American history is, in many ways, a story of grand protests. They generally come in two types.
There are protest movements that, even in ferocious dissent, believe that the American system is ultimately geared to fulfill its inner promises — of equality, unalienable rights, the pursuit of happiness, e pluribus unum, a more perfect union. This is what Frederick Douglass had in mind when, in an otherwise scathing indictment of America's hypocrisy, he called the Constitution a "glorious liberty document."
And there are protest movements that have turned against the system, either because they don't think the system can meet its promises, or because they never agreed with the promises in the first place. "We didn't land on Plymouth Rock," Malcolm X said memorably. "The rock was landed on us."
The experience of nearly 250 years is that the first type of movement generally succeeds: emancipation, suffrage, civil rights, marriage equality. They have aimed to build the country up, and bring Americans more closely together, on foundations already in place.
The second type — from the Confederacy to the white supremacy of the Jim Crow era to Black nationalism in the 1960s — always fails. These movements want to tear things down, divide Americans, reject and replace our national foundations.
The ideology-cum-protest movement loosely referred to as Wokeness belongs to the second type.

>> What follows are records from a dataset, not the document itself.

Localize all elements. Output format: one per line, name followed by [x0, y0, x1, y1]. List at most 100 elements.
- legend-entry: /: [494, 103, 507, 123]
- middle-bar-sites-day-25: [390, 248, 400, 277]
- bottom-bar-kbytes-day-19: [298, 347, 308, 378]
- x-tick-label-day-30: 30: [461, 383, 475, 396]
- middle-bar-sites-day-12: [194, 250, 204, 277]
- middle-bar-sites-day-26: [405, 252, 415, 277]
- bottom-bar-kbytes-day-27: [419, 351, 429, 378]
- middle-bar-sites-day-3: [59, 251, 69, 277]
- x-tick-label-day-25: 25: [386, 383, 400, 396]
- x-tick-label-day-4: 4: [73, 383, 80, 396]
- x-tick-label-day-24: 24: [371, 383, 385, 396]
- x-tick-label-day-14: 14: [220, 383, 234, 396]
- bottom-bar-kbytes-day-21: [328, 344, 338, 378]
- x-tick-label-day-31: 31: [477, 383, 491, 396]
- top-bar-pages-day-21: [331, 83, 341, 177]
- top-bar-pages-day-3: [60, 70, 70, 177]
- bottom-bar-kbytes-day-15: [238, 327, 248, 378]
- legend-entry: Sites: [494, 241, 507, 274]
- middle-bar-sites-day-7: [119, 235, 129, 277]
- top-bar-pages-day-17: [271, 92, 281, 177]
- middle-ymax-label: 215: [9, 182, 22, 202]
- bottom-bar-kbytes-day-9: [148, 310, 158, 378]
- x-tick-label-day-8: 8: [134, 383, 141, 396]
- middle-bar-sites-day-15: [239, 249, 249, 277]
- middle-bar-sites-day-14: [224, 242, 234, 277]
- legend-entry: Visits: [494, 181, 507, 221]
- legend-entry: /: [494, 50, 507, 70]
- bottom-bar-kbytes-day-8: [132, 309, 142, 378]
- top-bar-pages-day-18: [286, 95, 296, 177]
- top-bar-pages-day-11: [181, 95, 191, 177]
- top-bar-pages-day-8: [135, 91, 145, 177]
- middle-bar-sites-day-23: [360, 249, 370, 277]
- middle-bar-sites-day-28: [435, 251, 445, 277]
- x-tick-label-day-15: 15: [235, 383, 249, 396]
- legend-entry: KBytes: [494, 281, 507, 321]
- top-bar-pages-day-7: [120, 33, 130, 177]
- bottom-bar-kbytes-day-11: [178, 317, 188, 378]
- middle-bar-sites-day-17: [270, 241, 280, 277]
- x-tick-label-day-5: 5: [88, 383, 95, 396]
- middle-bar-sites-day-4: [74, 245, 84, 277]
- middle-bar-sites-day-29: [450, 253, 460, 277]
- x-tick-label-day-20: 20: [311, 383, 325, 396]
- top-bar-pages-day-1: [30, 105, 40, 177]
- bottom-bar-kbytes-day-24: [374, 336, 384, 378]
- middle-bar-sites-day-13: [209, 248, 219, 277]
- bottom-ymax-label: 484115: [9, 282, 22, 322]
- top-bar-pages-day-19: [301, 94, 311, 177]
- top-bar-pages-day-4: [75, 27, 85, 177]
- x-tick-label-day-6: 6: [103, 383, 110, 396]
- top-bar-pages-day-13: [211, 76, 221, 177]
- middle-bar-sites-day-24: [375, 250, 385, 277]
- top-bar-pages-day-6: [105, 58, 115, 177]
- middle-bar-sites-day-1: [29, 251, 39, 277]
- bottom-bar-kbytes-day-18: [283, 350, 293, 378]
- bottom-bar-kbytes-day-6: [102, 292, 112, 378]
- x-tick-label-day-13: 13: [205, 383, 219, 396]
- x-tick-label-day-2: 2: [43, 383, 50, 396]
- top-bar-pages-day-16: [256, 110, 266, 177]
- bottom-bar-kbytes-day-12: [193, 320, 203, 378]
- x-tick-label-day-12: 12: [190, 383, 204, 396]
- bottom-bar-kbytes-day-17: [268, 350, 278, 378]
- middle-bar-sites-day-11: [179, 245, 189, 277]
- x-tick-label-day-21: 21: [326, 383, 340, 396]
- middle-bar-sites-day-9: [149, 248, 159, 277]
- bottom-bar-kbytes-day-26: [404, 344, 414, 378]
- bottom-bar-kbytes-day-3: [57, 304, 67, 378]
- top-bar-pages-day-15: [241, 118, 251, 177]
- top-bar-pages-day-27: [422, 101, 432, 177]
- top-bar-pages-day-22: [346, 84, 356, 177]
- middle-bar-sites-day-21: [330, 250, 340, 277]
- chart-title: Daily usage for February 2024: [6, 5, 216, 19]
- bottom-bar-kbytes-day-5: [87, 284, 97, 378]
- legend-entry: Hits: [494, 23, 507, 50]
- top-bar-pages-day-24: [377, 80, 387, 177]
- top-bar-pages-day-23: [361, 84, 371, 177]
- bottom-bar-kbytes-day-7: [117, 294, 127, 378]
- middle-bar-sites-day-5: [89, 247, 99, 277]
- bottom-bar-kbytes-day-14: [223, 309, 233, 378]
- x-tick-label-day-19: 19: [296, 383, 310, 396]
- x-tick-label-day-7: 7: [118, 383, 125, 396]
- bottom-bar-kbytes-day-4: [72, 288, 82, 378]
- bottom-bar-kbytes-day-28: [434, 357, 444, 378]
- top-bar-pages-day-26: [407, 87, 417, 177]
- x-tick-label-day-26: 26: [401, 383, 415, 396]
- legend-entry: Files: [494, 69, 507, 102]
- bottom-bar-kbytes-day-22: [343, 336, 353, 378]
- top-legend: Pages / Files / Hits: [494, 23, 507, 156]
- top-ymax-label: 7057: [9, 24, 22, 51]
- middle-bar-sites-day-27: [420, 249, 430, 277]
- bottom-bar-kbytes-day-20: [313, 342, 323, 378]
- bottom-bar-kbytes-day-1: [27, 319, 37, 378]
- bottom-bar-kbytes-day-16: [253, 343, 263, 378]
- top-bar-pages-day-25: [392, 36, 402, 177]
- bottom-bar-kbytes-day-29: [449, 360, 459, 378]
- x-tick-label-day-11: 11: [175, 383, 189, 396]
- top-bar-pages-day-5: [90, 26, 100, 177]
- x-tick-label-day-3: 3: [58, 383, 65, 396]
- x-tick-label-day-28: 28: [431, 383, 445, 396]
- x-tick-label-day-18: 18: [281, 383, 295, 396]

Last week it had its first major encounter with electoral democracy, not only in the governor's race in Virginia but also in a referendum on replacing the Police Department in Minneapolis and on law-and-order issues in Seattle. Wokeness got clobbered, and not for the last time.
What's wrong with a movement that, on its narrowest terms, aims to make Americans more aware of racial injustices, past and present? Nothing. In cases like those of Eric Garner, George Floyd and Ahmaud Arbery, non-Black America has had a long-overdue education about the fact that Black lives can still be subject to the same casual cruelties of a century ago.
But, like many movements that overspill their initial causes of action, Wokeness now connotes much more than an effort to reform the police or denounce racial injustice when it occurs. It is, instead, an allegation that racism is a defining feature, not a flaw, of nearly every aspect of American life, from its inception to its present, in the books we read, the language we speak, the heroes we venerate, the roads we drive, the way we do business, the way we select for merit and so on.